Anyway, today I have found myself looking for the various readings and Collects for this first Sunday in Advent, in an attempt to convince myself that there’s more to life than getting 25% off a television in the Black Friday sale, especially as the said life in question seems to be slipping through my grasp faster and faster. I am saying this not to try and convince anyone else, I am not into religious proselytising; I’d really like, above all, to be able to convince myself!

It’s at times like this, when I watch the Black Friday mayhem on the news, that I do find a certain resonance in the reading from  Isaiah 64:1-9, for instance.

Oh that thou wouldest rend the heavens,
that thou wouldest come down,
that the mountains might flow down at thy presence,
as when the melting fire burneth,
the fire causeth the waters to boil,
to make thy name known to thine adversaries,
that the nations may tremble at thy presence!

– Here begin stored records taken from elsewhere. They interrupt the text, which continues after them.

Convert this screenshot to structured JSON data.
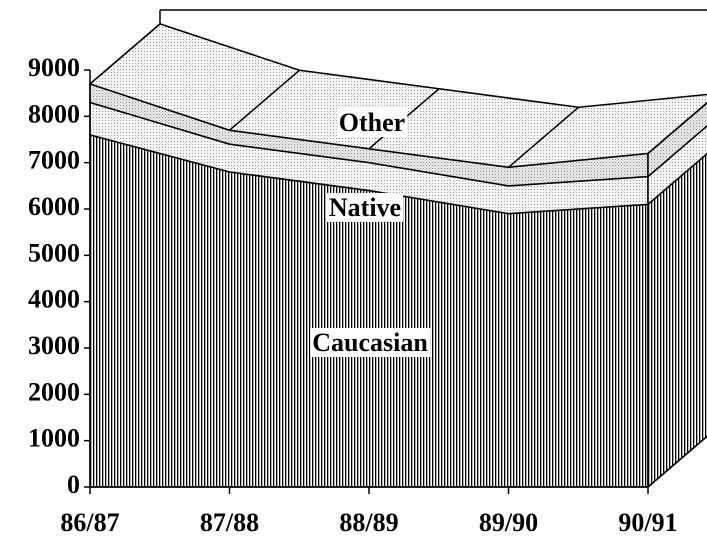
{
  "chart_data": {
    "type": "area3d",
    "categories": [
      "86/87",
      "87/88",
      "88/89",
      "89/90",
      "90/91"
    ],
    "series": [
      {
        "name": "Caucasian",
        "values": [
          7600,
          6800,
          6400,
          5900,
          6100
        ]
      },
      {
        "name": "Native",
        "values": [
          700,
          600,
          600,
          600,
          600
        ]
      },
      {
        "name": "Other",
        "values": [
          400,
          300,
          300,
          400,
          500
        ]
      }
    ],
    "stacked": true,
    "ylim": [
      0,
      9000
    ],
    "yticks": [
      0,
      1000,
      2000,
      3000,
      4000,
      5000,
      6000,
      7000,
      8000,
      9000
    ]
  }
}
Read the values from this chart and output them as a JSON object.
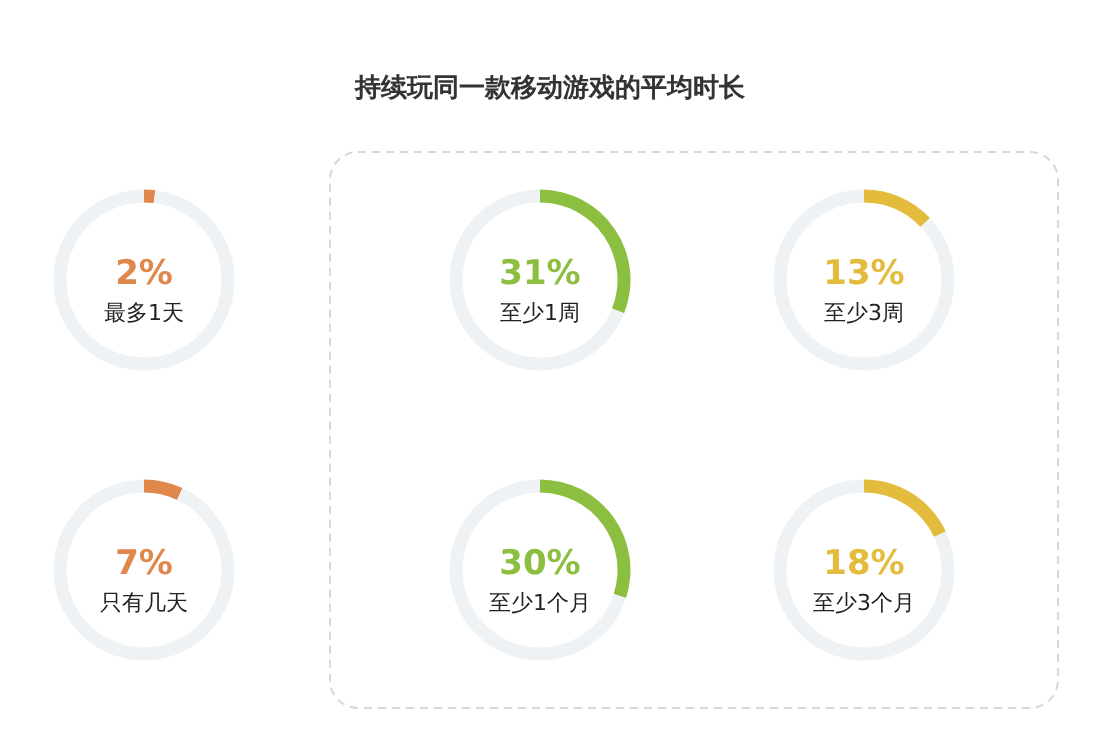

That should get Tescos’ attention. Not to mention all these dreary politicians who think that the only measure of a person’s worth is their economic imprint.  Or, failing that, I suppose I could fall back on the reading for today from  Mark 13:

But of that day and that hour knoweth no man, no, not the angels which are in heaven, neither the Son, but the Father. Take ye heed, watch and pray: for ye know not when the time is. For the Son of man is as a man taking a far journey, who left his house, and gave authority to his servants, and to every man his work, and commanded the porter to watch. Watch ye therefore: for ye know not when the master of the house cometh, at even, or at midnight, or at the cockcrowing, or in the morning: lest coming suddenly he find you sleeping. And what I say unto you I say unto all, Watch.

You never know the minute or the hour. That much at least is true. I seem to be saying it every week now, but life is an unpredictable business. Cherish what you have while you have it, and always eat dessert first.  And if there’s someone in your life you love,  go and find them, and tell them that you love them, right now. However many legs they have. I’ll wait. Twenty-two years ago today, to the day, in that dreadful year of 1992, our tail-less, but nevertheless characterful and extremely entertaining cat Sylvester went out, just after The Archers, and was killed, not ten yards from our back door.  Poor old Silvo. He was a great cat, he had a heart the size of a bucket, he was a real character, the second cat we lost in the same month of November that year, the other being little Halibut who went out one night and just never came back. Silvo’s going left a huge hole in our lives, and changed lots of things forever.

This probably has little to do with Advent, but I have always remembered Halibut and Silvo, the same way I remember every anniversary of every one of our pets.  Advent is supposed to be about looking forward, though, looking forward to a better world, where the metaphorical child can poke its hand in the metaphorical hole of the metaphorical asp, and the lion lies down with the lamb.  And we’re being enjoined to watch and wait and be alert for that time coming.  I don’t, in all honesty, see any signs of it coming soon, but maybe that’s just me.  We may not all believe (and I am not sure I do, to be honest) as Sir John Betjeman puts it, “that God was man in Palestine, and lives today in blood and wine”, but surely we can at least all get behind the idea of a better world tomorrow?

Ah, but, you’ll be saying, what do you mean by “better”? to which I can only quote, as I have done every time I’ve come to this juncture Antoine de Saint-Exupéry’s little prince.

“And now here is my secret, a very simple secret: It is only with the heart that one can see rightly; what is essential is invisible to the eye.”

Feed the hungry, heal the sick, teach the children, house the homeless, respect the animals. That would be a start.

So, later on tonight, when I’m too tired and achy to sleep, I am going to practice waking and watching. I’ll be Big G’s sentry. I’ll take first watch. I was planning to be awake anyway. But as for me, right now, I have pies to make, and dishes to wash, and dogs and a cat to feed, and coal to fetch. Better look busy, Jesus is coming (allegedly)!